Vermonters are known for their love of the land and fiercely independent spirit, and what role—if any—religion plays in their lives is rarely considered. But three faculty members in the University of Vermont (UVM)’s Department of Religion are seeking to change that with help from the National Endowment for the Humanities (NEH). Thomas Borchert, Vicki Brennan, and Ilyse Morgenstein Fuerst, all professors within the department, have received a $150,000 NEH grant to study religion in Vermont by training undergraduate students to do research and providing those students with opportunities to put that training into practice. They have set themselves an ambitious goal with this project: to investigate the complex, unexplored landscape of religious and spiritual life in Vermont.

Considered one of the least religious states in the country, Vermont does indeed boast a relatively small church-going population.

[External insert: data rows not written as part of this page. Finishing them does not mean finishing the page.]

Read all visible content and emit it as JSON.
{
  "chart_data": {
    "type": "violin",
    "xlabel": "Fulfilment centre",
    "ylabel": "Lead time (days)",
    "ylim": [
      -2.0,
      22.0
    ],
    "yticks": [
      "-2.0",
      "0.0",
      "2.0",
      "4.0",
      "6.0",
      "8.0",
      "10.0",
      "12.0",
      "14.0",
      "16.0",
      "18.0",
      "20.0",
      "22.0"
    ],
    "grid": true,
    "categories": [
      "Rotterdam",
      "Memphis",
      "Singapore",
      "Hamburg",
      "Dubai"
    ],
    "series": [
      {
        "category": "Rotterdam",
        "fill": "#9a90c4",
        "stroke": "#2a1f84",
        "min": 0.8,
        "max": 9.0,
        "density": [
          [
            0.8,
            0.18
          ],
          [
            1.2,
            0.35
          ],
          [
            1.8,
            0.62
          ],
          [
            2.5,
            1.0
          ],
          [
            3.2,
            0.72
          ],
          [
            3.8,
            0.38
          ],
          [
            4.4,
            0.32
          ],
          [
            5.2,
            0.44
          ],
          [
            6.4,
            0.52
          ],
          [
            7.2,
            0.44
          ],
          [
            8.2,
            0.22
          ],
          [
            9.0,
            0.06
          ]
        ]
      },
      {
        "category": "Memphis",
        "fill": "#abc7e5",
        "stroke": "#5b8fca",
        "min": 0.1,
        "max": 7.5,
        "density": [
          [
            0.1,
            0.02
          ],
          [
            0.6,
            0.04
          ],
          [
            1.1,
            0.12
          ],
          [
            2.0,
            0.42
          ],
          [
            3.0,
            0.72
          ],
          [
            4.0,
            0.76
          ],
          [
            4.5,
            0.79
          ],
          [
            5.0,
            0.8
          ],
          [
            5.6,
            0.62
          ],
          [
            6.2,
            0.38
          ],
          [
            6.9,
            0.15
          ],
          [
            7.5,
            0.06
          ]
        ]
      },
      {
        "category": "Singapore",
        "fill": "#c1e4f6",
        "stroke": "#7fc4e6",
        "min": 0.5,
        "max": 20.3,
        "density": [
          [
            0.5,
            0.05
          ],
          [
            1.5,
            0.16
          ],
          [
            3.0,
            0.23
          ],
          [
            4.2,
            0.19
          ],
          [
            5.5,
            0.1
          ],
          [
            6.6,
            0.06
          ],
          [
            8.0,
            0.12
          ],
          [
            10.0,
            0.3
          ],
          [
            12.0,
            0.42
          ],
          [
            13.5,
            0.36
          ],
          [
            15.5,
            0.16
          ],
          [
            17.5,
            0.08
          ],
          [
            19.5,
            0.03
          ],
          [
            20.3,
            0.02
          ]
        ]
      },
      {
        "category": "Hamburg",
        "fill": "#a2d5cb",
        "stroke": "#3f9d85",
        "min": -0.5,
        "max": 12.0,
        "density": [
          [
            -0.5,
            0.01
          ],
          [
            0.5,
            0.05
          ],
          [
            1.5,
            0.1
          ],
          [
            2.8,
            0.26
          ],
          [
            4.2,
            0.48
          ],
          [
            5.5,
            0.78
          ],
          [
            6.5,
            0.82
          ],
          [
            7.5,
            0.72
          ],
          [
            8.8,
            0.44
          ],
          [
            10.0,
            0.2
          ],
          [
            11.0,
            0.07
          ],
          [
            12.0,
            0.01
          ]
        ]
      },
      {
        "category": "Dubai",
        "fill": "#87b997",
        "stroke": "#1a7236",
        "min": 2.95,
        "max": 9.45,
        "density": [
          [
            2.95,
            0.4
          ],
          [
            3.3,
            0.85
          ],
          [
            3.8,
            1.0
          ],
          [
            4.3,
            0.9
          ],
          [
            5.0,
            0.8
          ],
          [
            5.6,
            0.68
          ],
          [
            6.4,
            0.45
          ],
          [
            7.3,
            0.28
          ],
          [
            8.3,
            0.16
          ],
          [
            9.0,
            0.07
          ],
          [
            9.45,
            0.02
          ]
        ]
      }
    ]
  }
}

In fact, the Pew Research Center’s 2023-24 Religious Landscape Study ranked Vermont the least religious in the United States, with only 13 percent of adults considering themselves “highly religious.” But the researchers suspect there’s a lot more to the story. “Although many Vermonters do not actively go to religious institutions, there are many that do, and so making sense of the experiences of these people is one of our goals,” says Borchert, who is also chair of the Department of Religion. He notes that there are also many Vermonters who focus on alternative religiosities or see themselves as “spiritual but not religious.”

Academic research on religion in Vermont is so sparse as to nearly be nonexistent. Borchert discovered this several years ago when he typed the terms “religion” and “Vermont” into a search engine and the only things that came up were a few outdated newspaper articles. That was the catalyst for an initial project, led by Borchert and funded by a REACH grant from the university, that produced a database and map of active Vermont religious institutions. “We found there were something like 650 of them, which seemed a lot to me given the size of Vermont and the perception that there’s no religion here,” Borchert says. This was followed by a Public Humanities Fellowship from the UVM Humanities Center, led by Brennan and Borchert, which had students examine the sounds of religion in Vermont as well as politics in religious spaces. 

The new project will provide interested undergraduate students with applied research and internship opportunities that haven’t been readily available up until now. Students will be able to build on the ideas and skills they learn in their religion courses by working with archives and communities in the state and producing public-facing reports on their findings. 

Internships have presented their own challenges, as UVM is a public university bound by the Establishment Clause of the First Amendment. “We’re not pro- or anti-religion; we describe and understand how religion works in society. So, the who, where, and how of having students do internships in this area has been a real question for us over the years,” Borchert explains. But, one day, he was talking with a colleague who has developed internship opportunities for his students with new American communities and a light bulb went off. “It occurred to me that I had not been creative enough in considering ways for students to be involved with research and internships,” he says. “Religious institutions do a lot of work that is considered more social service than religious.” 

So, when the call for grant applications came out from the NEH, Borchert, Brennan, and Morgenstein Fuerst worked together to formulate a plan to overcome these hurdles and marry the gathering of knowledge about the state of religion in Vermont with the creation of new learning opportunities for students. 

That work will begin in earnest this summer. “That’s when the three of us will design a class to train students to do research on religion in Vermont,” Borchert says. “We’ll also develop a network of institutions where students can either do that research or work in internships.” The course will debut in spring 2027, then the trio plans to direct 10 student projects in the summer and fall of that year.

All of this will benefit the state in a way that, arguably, only a land-grant university—with its research capabilities and mandate to provide benefits to the state—could. “It’s not always easy for the humanities to lean into UVM’s land grant mission,” Borchert says. “But it seems that understanding what roles religion plays in the lives of the people and communities in the state of Vermont will do just that.”

Borchert is eager to begin working with his colleagues and students to make that happen. “The familiar narrative about religion in our state is that there is none,” he says. “The goal of this project is to train students to create the knowledge we need to tell the real story.”